In conclusion, Dimethyl 2-methyl glutarate is considered not to be clastogenic based on the availablein vivomicronucleus assays.

 

No data are available for mammalian cell mutagenicity testing. However, the hydrolysis products of Dimethyl 2 -methylglutarate, namely methanol, 2 -methylglutaric acid and/or monoester of dimethylglutaric acid, are not considered to be clastogenic or genotoxic. Indeed, methanol is considered not genotoxic to bacteria or mammalian cells based on negative results obtained in the majority of the numerous in vitro and in vivo assays performed (OECD SIDS Initial Asessement profile for methanol, 2004). Although no specific data on the toxicological properties of 2 -methylglutaric acid and monoester of dimethylglutaric acid could be found in the literature, data on the analogous substance Glutaric acid indicate that these structures areinactive for mutagenic and clastogenic effects (US EPA-HPV, Dicarboxylic acids, 2002). Moreover, 2-Methylglutaric acid is an organic acid normally found in human urine of different age groupsand therefore highly unlikely to be genotoxic at relevant exposure levels to humans (Human Metabolome Database reference no.HMDB00422, 2009).

In addition, in the 90 -day inhalation study, there was no evidence of pre-neoplastic lesions at any dose levels that could suggest genotoxic/carcinogenic potential. Therefore, there is sufficient data available to conclude that this substance is not mutagenic to mammalian cells.

Justification for selection of genetic toxicity endpoint
No specific study was selected since all available studies were used to assess the genotoxic potential of the registered substance.

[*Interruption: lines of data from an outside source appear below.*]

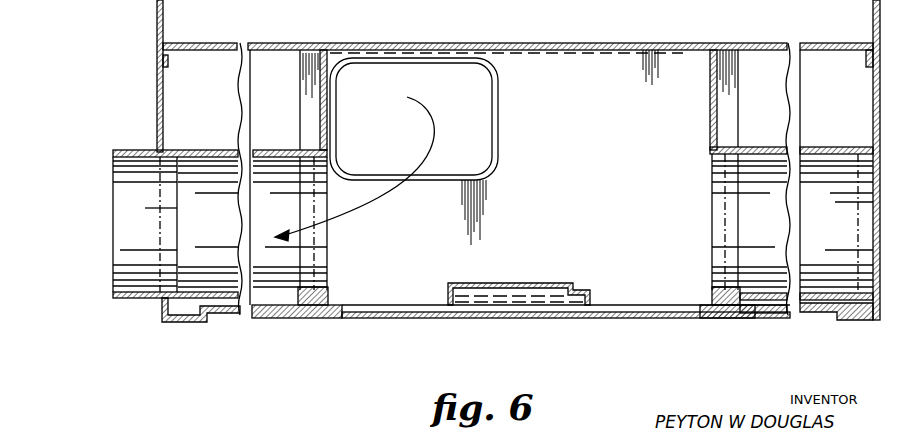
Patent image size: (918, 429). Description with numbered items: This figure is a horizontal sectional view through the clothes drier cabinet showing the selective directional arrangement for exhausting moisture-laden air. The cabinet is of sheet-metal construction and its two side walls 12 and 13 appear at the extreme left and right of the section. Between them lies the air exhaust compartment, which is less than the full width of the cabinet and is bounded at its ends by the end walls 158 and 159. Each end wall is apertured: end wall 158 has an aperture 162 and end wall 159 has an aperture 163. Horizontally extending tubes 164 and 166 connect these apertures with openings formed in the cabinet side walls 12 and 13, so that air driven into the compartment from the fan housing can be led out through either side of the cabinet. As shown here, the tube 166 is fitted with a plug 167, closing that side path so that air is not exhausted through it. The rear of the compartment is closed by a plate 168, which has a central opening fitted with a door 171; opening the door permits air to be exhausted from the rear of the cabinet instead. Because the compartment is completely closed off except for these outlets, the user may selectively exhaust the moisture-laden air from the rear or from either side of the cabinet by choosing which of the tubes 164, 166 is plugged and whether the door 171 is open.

The side wall 12 is at (873, 4).
The side wall 13 is at (163, 12).
The end wall 158 is at (312, 50).
The end wall 159 is at (710, 50).
The aperture 162 is at (333, 263).
The aperture 163 is at (716, 226).
The tube 164 is at (197, 130).
The tube 166 is at (812, 149).
The plug 167 is at (873, 218).
The plate 168 is at (353, 319).
The door 171 is at (518, 283).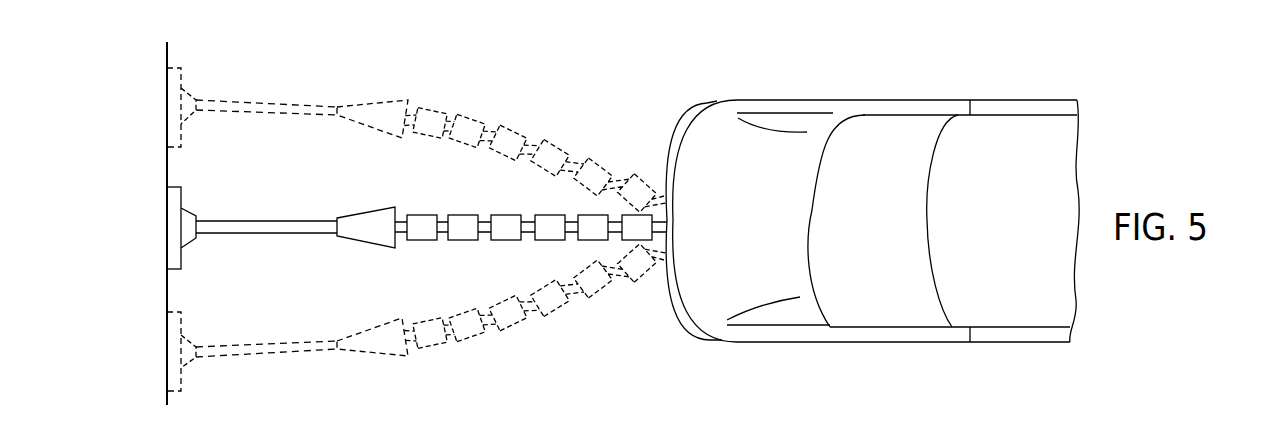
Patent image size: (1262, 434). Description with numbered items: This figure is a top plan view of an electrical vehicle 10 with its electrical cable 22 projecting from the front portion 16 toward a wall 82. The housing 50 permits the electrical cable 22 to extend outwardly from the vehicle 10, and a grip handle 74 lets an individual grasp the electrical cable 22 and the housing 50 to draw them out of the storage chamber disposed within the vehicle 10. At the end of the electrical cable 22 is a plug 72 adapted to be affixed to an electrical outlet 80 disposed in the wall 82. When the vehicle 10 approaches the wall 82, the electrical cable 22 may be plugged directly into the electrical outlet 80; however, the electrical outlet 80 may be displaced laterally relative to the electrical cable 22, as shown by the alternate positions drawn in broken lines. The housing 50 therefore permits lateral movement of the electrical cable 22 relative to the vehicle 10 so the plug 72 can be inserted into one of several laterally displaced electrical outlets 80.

The electrical vehicle 10 is at (898, 92).
The front portion 16 is at (665, 192).
The electrical cable 22 is at (255, 224).
The housing 50 is at (475, 250).
The plug 72 is at (188, 216).
The grip handle 74 is at (362, 221).
The electrical outlet 80 is at (183, 72).
The wall 82 is at (172, 155).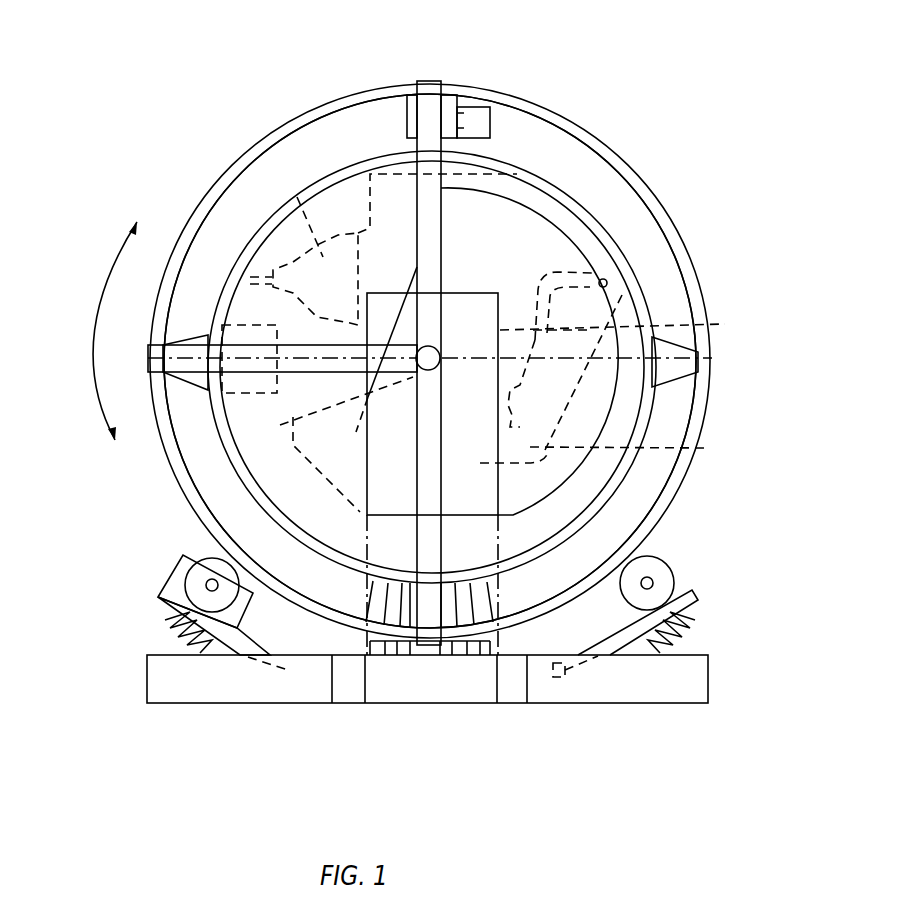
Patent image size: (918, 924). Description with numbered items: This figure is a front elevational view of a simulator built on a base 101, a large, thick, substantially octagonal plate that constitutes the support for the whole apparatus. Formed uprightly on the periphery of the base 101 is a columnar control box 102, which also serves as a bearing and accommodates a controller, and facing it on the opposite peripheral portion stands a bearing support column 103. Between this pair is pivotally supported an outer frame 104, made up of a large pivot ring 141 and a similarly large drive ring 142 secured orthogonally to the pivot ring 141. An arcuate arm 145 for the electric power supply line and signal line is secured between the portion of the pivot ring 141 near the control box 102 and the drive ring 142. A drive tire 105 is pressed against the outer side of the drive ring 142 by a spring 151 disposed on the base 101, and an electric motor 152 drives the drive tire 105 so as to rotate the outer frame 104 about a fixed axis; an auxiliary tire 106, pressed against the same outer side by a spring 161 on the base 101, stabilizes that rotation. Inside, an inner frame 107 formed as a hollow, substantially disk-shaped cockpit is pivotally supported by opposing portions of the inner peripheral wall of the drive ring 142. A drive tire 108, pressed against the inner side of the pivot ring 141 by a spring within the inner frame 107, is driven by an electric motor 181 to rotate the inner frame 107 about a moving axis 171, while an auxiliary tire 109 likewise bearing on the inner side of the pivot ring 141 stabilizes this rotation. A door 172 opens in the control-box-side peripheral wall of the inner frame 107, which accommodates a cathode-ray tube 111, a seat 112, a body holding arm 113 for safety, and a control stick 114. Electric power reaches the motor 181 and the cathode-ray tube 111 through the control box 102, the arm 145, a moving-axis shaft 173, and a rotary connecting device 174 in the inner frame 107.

The base 101 is at (665, 683).
The control box 102 is at (383, 535).
The bearing support column 103 is at (478, 618).
The outer frame 104 is at (342, 88).
The drive tire 105 is at (200, 583).
The auxiliary tire 106 is at (660, 571).
The inner frame 107 is at (634, 248).
The drive tire 108 is at (452, 105).
The auxiliary tire 109 is at (407, 612).
The cathode-ray tube 111 is at (297, 197).
The seat 112 is at (707, 448).
The body holding arm 113 is at (712, 331).
The control stick 114 is at (438, 312).
The pivot ring 141 is at (428, 112).
The drive ring 142 is at (209, 193).
The arcuate arm 145 is at (218, 347).
The spring 151 is at (162, 630).
The electric motor 152 is at (184, 563).
The spring 161 is at (693, 630).
The moving axis 171 is at (458, 360).
The door 172 is at (576, 320).
The moving-axis shaft 173 is at (158, 335).
The rotary connecting device 174 is at (253, 383).
The electric motor 181 is at (486, 115).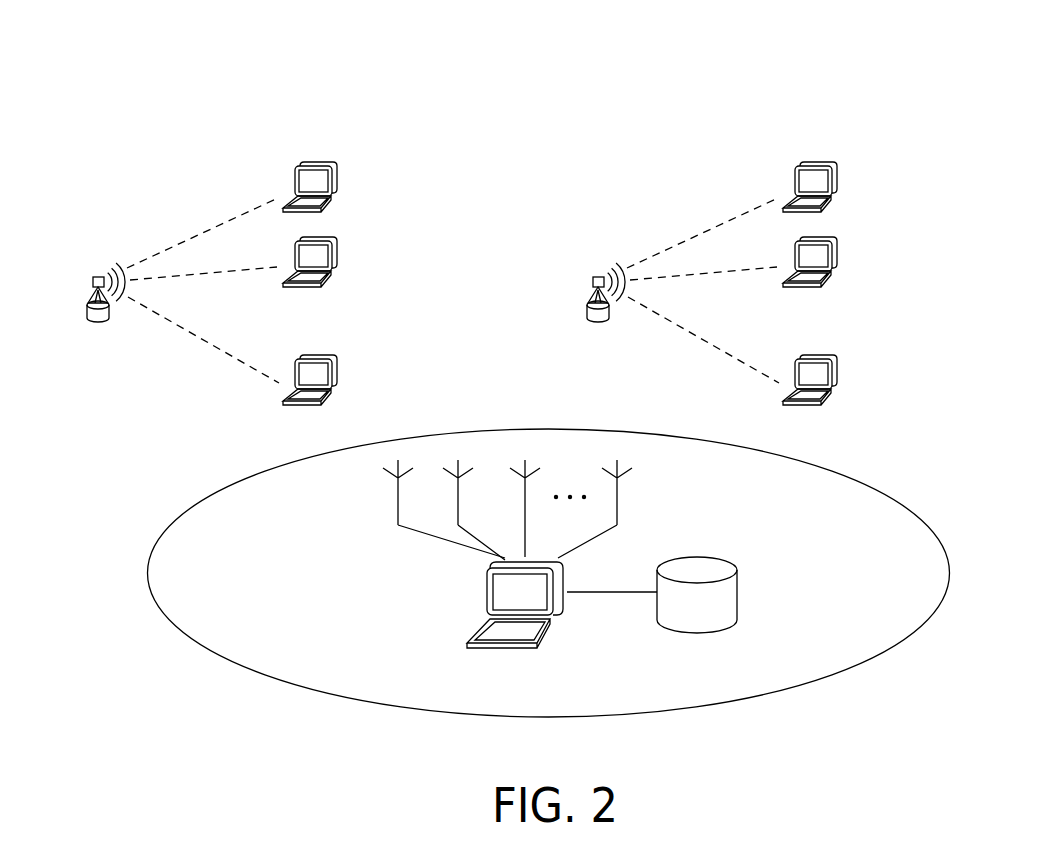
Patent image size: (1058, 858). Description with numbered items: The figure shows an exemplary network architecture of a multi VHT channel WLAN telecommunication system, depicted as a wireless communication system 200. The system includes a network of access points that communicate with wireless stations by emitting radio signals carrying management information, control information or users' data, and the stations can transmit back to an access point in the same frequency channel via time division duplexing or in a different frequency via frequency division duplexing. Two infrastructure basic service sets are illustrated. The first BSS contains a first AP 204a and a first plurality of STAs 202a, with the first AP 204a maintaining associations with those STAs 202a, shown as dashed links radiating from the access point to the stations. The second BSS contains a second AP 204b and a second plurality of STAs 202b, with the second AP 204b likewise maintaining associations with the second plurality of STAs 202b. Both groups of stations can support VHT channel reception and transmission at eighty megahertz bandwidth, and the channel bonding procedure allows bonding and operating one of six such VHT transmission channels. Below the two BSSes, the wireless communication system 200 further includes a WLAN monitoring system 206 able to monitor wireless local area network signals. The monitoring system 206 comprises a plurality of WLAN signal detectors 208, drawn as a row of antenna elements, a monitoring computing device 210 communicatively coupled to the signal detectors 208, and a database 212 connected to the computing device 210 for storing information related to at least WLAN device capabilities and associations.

The wireless communication system 200 is at (737, 97).
The first plurality of STAs 202a is at (339, 176).
The second plurality of STAs 202b is at (839, 176).
The first AP 204a is at (103, 265).
The second AP 204b is at (603, 265).
The WLAN monitoring system 206 is at (863, 483).
The WLAN signal detectors 208 is at (633, 497).
The monitoring computing device 210 is at (547, 637).
The database 212 is at (737, 593).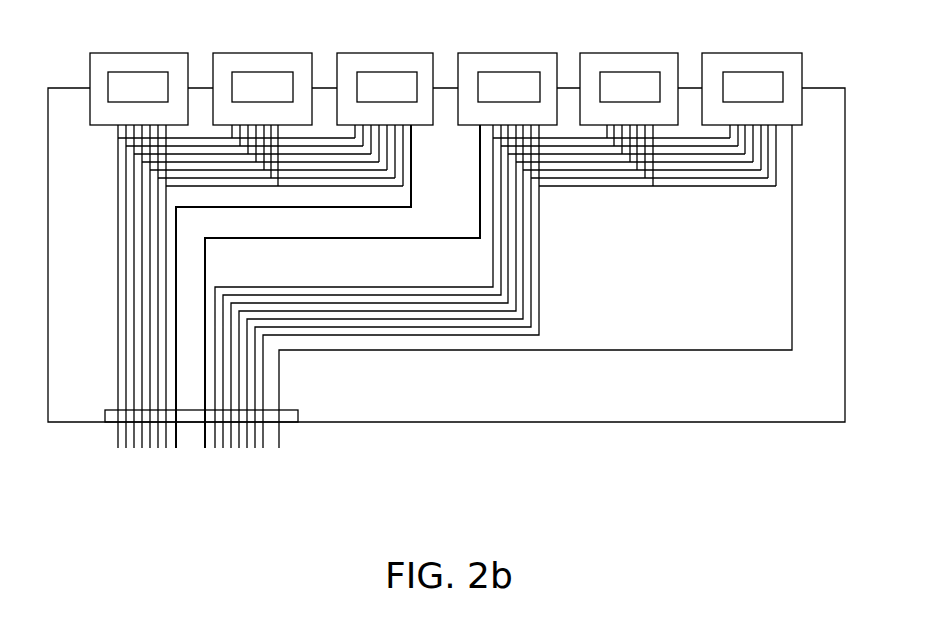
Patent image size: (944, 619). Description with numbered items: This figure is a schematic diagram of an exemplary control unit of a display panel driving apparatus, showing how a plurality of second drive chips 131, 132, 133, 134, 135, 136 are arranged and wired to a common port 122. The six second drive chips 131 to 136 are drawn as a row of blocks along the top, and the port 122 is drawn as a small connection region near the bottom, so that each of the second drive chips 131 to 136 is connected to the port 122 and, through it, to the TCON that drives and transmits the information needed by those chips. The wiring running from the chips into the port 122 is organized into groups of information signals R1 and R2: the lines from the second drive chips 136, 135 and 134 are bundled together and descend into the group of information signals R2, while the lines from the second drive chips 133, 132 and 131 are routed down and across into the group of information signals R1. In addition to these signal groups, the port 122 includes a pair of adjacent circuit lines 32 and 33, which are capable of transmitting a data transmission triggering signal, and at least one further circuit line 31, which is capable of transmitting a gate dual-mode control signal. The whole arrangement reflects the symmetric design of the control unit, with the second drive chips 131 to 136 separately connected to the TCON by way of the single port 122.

Short description of key information:
Negative in in vitro bacterial reverse mutation assay and in in vitro chromosomal aberration test. Ambigous in one in vivo mouse micronucleus test but negative in one other mouse and in one rat in vivo micronucleus assays.

Endpoint Conclusion: No adverse effect observed (negative)

Justification for classification or non-classification

Overall, the genetic toxicity of Dimethyl 2 -methyl glutarate is considered to be negative and therefore no classification is warranted according to the classification criteria of Annex VI Directive 67/548/EEC or EU Regulation 1272/2008 (CLP).